When to drop vs. impute:

  • Drop columns with >80% missing (rarely informative)
  • Drop rows with missing target variable
  • Impute feature columns when missing < 30% and missingness is random

Feature Scaling

from sklearn.preprocessing import StandardScaler, MinMaxScaler, RobustScaler
# StandardScaler: zero mean, unit variance
# Use for: SVM, KNN, PCA, neural networks, logistic regression
standard = StandardScaler() # (x - mean) / std
# MinMaxScaler: scales to [0, 1]
# Use for: neural networks with sigmoid/tanh activations, bounded features
minmax = MinMaxScaler() # (x - min) / (max - min)
# RobustScaler: uses median and IQR instead of mean/std
# Use for: data with outliers (doesn't get pulled by extreme values)
robust = RobustScaler() # (x - median) / IQR
# Never scale: tree-based models, Naive Bayes (scale doesn't affect splits)

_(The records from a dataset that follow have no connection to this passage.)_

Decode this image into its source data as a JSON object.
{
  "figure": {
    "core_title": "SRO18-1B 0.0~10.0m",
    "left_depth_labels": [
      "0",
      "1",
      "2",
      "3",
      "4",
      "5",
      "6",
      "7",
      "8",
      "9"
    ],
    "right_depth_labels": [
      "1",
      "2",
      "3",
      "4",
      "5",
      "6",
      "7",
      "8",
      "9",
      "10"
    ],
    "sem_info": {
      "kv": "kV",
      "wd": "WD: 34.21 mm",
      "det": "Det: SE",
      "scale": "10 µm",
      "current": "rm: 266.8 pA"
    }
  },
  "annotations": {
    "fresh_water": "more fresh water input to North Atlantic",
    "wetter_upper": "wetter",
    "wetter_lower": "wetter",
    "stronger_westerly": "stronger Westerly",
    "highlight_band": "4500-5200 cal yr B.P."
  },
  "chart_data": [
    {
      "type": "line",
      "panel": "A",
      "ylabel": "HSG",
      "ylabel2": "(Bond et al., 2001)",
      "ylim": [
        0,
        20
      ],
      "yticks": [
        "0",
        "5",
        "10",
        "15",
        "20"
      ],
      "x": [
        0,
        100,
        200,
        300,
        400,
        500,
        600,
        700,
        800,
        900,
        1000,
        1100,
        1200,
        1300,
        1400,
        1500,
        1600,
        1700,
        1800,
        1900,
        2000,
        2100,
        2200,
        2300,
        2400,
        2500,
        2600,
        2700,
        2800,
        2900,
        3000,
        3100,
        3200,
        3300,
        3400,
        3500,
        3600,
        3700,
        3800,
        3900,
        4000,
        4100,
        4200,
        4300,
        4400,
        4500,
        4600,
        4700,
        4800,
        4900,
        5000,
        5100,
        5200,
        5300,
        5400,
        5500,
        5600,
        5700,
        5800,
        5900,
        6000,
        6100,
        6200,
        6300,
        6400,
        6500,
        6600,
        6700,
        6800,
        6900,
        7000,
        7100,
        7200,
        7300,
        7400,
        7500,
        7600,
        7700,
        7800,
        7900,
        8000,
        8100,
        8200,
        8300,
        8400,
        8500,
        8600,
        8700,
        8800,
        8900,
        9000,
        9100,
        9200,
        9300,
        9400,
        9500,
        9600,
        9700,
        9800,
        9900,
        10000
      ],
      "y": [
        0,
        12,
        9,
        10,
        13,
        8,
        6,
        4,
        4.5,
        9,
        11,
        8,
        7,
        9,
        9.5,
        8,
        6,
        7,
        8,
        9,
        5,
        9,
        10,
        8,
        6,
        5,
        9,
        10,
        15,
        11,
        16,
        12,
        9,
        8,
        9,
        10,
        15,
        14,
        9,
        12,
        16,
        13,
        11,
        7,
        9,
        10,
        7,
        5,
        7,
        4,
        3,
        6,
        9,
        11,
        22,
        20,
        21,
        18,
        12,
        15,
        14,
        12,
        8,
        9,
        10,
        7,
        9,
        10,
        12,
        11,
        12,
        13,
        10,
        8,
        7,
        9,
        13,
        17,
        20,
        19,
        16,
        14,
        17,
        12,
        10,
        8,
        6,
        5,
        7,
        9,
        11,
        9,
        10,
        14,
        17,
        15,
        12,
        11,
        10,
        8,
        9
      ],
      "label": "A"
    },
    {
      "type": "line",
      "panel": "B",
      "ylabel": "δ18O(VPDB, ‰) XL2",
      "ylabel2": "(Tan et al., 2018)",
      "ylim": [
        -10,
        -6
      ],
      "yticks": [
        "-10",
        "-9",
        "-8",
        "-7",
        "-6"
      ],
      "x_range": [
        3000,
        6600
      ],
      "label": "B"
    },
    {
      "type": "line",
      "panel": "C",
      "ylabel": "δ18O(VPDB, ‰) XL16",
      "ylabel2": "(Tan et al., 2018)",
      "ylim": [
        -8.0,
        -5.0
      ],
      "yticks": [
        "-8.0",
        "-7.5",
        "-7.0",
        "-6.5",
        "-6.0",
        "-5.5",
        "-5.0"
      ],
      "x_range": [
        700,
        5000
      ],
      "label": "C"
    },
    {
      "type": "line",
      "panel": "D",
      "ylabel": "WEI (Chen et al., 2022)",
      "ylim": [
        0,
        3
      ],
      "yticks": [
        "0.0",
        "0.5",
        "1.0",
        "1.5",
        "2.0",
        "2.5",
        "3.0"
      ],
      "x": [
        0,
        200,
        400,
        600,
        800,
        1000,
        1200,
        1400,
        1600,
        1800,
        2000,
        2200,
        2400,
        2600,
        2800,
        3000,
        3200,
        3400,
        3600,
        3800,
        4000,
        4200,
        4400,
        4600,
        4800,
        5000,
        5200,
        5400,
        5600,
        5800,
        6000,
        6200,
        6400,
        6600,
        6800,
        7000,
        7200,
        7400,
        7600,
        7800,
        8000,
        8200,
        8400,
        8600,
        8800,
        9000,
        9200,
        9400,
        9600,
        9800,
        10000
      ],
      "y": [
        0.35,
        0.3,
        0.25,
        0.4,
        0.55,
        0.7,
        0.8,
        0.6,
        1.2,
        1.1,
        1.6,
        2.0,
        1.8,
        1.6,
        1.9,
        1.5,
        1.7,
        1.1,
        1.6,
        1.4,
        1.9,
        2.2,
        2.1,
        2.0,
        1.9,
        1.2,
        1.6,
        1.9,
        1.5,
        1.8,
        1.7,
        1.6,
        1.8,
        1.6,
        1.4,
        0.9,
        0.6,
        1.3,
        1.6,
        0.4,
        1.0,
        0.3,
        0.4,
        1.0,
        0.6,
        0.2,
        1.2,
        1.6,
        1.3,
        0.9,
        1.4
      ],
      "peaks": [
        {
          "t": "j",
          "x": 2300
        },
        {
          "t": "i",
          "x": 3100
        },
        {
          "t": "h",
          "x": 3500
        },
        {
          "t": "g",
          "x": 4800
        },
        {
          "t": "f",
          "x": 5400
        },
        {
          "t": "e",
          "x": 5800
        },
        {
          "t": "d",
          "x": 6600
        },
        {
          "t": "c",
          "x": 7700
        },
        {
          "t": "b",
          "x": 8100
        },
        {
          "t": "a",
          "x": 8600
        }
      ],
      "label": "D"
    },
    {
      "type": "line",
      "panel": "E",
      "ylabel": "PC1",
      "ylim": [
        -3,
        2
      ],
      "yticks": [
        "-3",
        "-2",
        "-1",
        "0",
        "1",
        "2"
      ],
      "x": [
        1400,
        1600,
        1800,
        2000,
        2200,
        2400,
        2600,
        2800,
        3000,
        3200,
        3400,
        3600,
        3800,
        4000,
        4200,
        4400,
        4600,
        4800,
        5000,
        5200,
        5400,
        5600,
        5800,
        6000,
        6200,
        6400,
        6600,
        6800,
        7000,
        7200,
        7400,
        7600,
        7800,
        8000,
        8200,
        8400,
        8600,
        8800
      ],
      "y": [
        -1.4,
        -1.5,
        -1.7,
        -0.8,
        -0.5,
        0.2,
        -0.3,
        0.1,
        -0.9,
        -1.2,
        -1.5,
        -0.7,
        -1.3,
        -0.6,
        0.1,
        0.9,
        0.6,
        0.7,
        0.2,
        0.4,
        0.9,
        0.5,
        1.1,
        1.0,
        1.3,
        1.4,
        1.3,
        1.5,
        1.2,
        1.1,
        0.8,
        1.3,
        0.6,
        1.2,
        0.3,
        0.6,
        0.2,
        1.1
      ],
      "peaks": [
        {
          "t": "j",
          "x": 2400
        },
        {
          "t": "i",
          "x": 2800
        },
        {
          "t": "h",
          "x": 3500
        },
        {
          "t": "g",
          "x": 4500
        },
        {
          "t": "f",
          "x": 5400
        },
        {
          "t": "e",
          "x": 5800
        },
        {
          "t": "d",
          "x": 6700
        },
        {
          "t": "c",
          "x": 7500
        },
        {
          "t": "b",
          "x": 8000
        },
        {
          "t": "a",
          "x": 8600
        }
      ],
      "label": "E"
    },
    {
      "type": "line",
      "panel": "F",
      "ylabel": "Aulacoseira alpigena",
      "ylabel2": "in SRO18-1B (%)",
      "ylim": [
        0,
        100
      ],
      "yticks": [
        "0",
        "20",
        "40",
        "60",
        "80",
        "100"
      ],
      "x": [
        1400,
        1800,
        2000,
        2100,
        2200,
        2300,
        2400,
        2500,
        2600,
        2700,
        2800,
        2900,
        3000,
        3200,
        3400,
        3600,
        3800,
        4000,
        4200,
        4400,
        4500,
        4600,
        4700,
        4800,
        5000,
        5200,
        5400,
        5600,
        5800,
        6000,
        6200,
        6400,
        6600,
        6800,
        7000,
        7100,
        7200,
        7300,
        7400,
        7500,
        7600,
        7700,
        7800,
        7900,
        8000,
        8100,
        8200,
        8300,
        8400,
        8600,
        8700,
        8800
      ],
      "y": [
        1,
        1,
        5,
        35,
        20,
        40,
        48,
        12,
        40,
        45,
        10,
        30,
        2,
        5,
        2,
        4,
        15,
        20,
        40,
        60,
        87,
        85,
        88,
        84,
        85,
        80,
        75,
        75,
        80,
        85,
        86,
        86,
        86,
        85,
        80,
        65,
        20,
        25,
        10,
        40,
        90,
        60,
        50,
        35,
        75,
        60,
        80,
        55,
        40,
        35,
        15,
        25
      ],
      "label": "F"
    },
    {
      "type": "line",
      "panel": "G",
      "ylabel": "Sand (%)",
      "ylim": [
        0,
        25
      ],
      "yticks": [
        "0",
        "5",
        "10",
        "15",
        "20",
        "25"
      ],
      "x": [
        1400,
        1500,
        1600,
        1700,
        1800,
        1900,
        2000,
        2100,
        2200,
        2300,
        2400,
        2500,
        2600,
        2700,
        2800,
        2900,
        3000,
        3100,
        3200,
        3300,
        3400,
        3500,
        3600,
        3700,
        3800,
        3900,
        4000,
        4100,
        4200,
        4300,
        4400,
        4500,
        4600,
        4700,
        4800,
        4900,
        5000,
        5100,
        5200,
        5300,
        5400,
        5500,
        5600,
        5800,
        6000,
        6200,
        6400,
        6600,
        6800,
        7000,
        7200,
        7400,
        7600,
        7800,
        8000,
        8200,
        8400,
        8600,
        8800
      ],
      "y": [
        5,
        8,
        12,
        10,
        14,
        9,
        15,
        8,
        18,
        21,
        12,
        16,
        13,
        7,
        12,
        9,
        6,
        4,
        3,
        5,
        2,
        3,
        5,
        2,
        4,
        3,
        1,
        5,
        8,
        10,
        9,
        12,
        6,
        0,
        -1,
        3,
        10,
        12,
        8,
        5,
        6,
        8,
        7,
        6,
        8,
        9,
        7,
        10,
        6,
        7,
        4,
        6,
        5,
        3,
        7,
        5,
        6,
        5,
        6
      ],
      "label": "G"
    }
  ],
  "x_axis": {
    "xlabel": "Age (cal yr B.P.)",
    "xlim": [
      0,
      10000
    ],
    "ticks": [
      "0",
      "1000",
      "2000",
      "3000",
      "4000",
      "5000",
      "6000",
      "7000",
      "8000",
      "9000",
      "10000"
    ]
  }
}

Encoding Categorical Variables

from sklearn.preprocessing import OneHotEncoder, OrdinalEncoder, LabelEncoder
from sklearn.preprocessing import TargetEncoder
# One-Hot Encoding: for nominal categories (no order)
# Creates N binary columns for N categories
ohe = OneHotEncoder(drop='first', # Avoid multicollinearity
sparse_output=False,
handle_unknown='ignore') # Ignore unseen categories at test time
# Ordinal Encoding: for ordinal categories (have a natural order)
# Low, Medium, High → 0, 1, 2
ord_enc = OrdinalEncoder(categories=[['Low', 'Medium', 'High']])
# Target Encoding: replaces category with mean target value
# Use for high-cardinality categoricals (hundreds of categories)
target_enc = TargetEncoder(cv=5, random_state=42) # sklearn 1.3+
# Label Encoding: for the target variable only (not features)
label_enc = LabelEncoder()
y_encoded = label_enc.fit_transform(y)

Building a Preprocessing Pipeline

from sklearn.pipeline import Pipeline
from sklearn.compose import ColumnTransformer
from sklearn.ensemble import GradientBoostingClassifier
# Define column groups
numeric_features = ['age', 'income', 'credit_score']
categorical_features = ['education', 'job_type', 'marital_status']
ordinal_features = ['satisfaction_level']
# Numeric pipeline
numeric_pipeline = Pipeline([
('imputer', SimpleImputer(strategy='median')),
('scaler', RobustScaler())
])
# Categorical pipeline
categorical_pipeline = Pipeline([
('imputer', SimpleImputer(strategy='most_frequent')),
('encoder', OneHotEncoder(drop='first', handle_unknown='ignore', sparse_output=False))
])
# Combine all transformations
preprocessor = ColumnTransformer([
('numeric', numeric_pipeline, numeric_features),
('categorical', categorical_pipeline, categorical_features),
], remainder='drop')
# Full ML pipeline
full_pipeline = Pipeline([
('preprocessor', preprocessor),
('model', GradientBoostingClassifier(n_estimators=200, random_state=42))
])
full_pipeline.fit(X_train, y_train)
y_pred = full_pipeline.predict(X_test)

The ColumnTransformer correctly applies each transformation to the right columns, and the Pipeline ensures preprocessing is fitted only on training data during cross-validation — eliminating data leakage.